O governo divulgou mudanças para planos de saúde, que entre outras coisas, proíbe reajuste por mudança de faixa etária nas prestações dos associados com idade superior a 60 anos. Pela nova regra, um consumidor com contrato anterior a 31 dezembro de 1998 poderá adaptá-lo para ter direito a hemodiálise, cirurgia cardíaca, transplantes entre outros benefícios assegurados pela Lei 9.656/98 (lei dos Planos de Saúde), que regulamentou o mercado de assistência privada no País. A incorporação de direitos implicará num reajuste médio de 15% das mensalidades. O índice é variável, proporcional às coberturas adicionais combinadas com a operadora. Mas a correção não poderá exceder 25%. Até março as operadoras de planos de saúde terão que oferecer opção aos seus usuários, com contratos anteriores a 1999 - , para que possam ser amparados pelas regras atuais.
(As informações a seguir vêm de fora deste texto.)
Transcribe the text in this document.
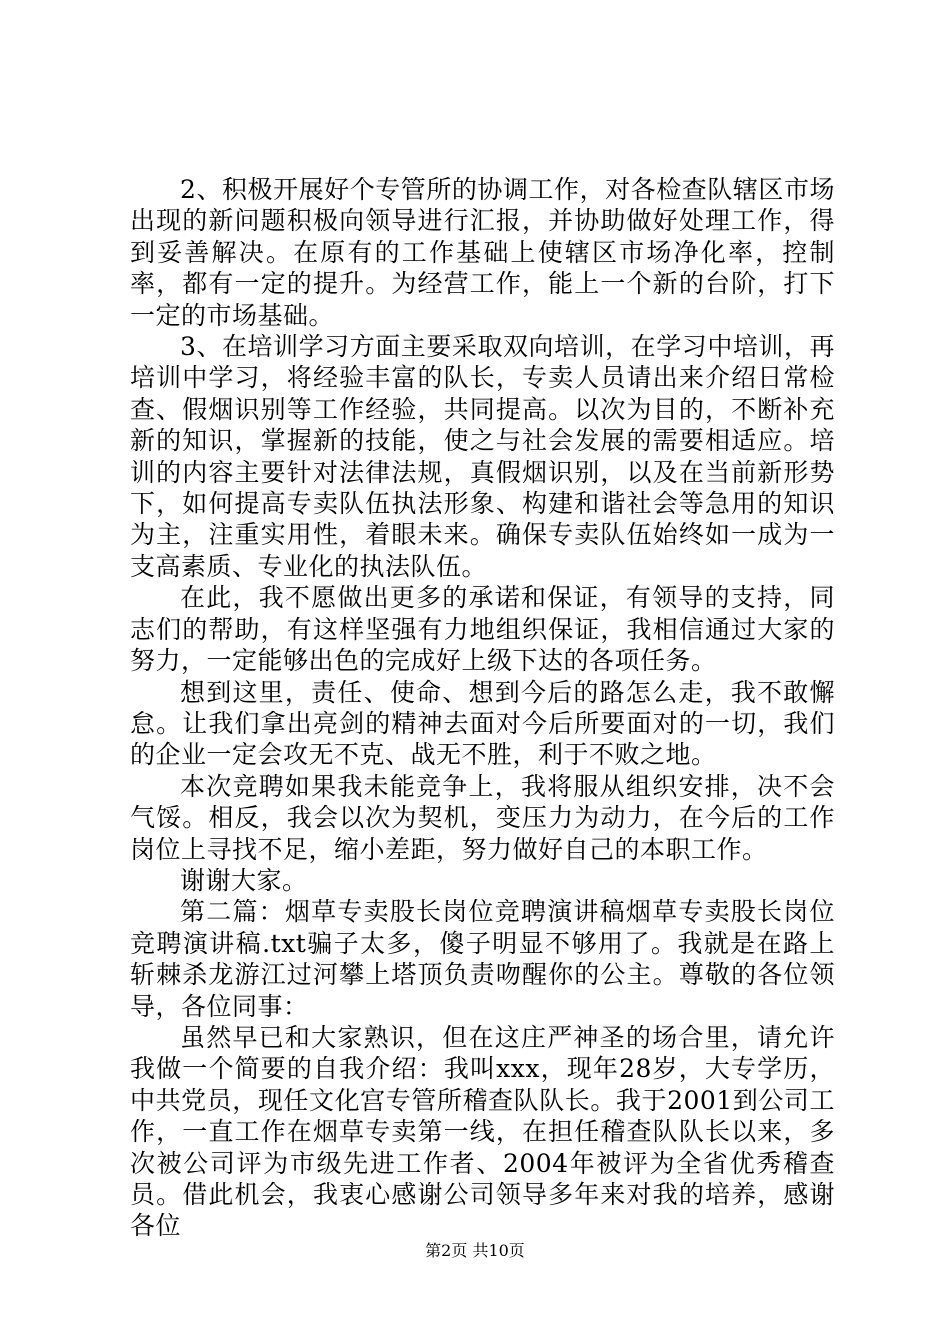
2、积极开展好个专管所的协调工作，对各检查队辖区市场出现的新问题积极向领导进行汇报，并协助做好处理工作，得到妥善解决。在原有的工作基础上使辖区市场净化率，控制率，都有一定的提升。为经营工作，能上一个新的台阶，打下一定的市场基础。

3、在培训学习方面主要采取双向培训，在学习中培训，再培训中学习，将经验丰富的队长，专卖人员请出来介绍日常检查、假烟识别等工作经验，共同提高。以次为目的，不断补充新的知识，掌握新的技能，使之与社会发展的需要相适应。培训的内容主要针对法律法规，真假烟识别，以及在当前新形势下，如何提高专卖队伍执法形象、构建和谐社会等急用的知识为主，注重实用性，着眼未来。确保专卖队伍始终如一成为一支高素质、专业化的执法队伍。

在此，我不愿做出更多的承诺和保证，有领导的支持，同志们的帮助，有这样坚强有力地组织保证，我相信通过大家的努力，一定能够出色的完成好上级下达的各项任务。

想到这里，责任、使命、想到今后的路怎么走，我不敢懈怠。让我们拿出亮剑的精神去面对今后所要面对的一切，我们的企业一定会攻无不克、战无不胜，利于不败之地。

本次竞聘如果我未能竞争上，我将服从组织安排，决不会气馁。相反，我会以次为契机，变压力为动力，在今后的工作岗位上寻找不足，缩小差距，努力做好自己的本职工作。

谢谢大家。

第二篇：烟草专卖股长岗位竞聘演讲稿烟草专卖股长岗位竞聘演讲稿.txt骗子太多，傻子明显不够用了。我就是在路上斩棘杀龙游江过河攀上塔顶负责吻醒你的公主。尊敬的各位领导，各位同事：

虽然早已和大家熟识，但在这庄严神圣的场合里，请允许我做一个简要的自我介绍：我叫xxx，现年28岁，大专学历，中共党员，现任文化宫专管所稽查队队长。我于2001到公司工作，一直工作在烟草专卖第一线，在担任稽查队队长以来，多次被公司评为市级先进工作者、2004年被评为全省优秀稽查员。借此机会，我衷心感谢公司领导多年来对我的培养，感谢各位

第2页 共10页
Uma das opções é a adaptação do contrato antigo e a outra, facultativa, é a migração, por meio da assinatura de um novo contrato. Uma terceira opção, seria o usuário permanecer com o contrato antigo. Em janeiro de 2004, os consumidores deverão receber uma carta das operadoras oferecendo as opções. Para os novos contratos serão estipuladas dez faixas etárias para o reajuste de mensalidades. O valor cobrado na última faixa, para pessoas acima de 59 anos, não poderá superar seis vezes o valor cobrado na primeira faixa, para usuários com idade até 18 anos. A mudança contempla o Estatuto do Idoso. O ministro da Saúde, Humberto Costa, explicou que as resoluções com as novas regras visam oferecer a consumidores de planos antigos garantias revogadas por decisão do Supremo Tribunal Federal. São elas: internação em leito comum e em unidade de terapia intensiva (UTI) sem limite, proibição de rompimento unilateral de contrato, reajustes de mensalidades regulados pela Agência Nacional de Saúde Suplementar e regras para correções por mudança de faixa etária até 60 anos.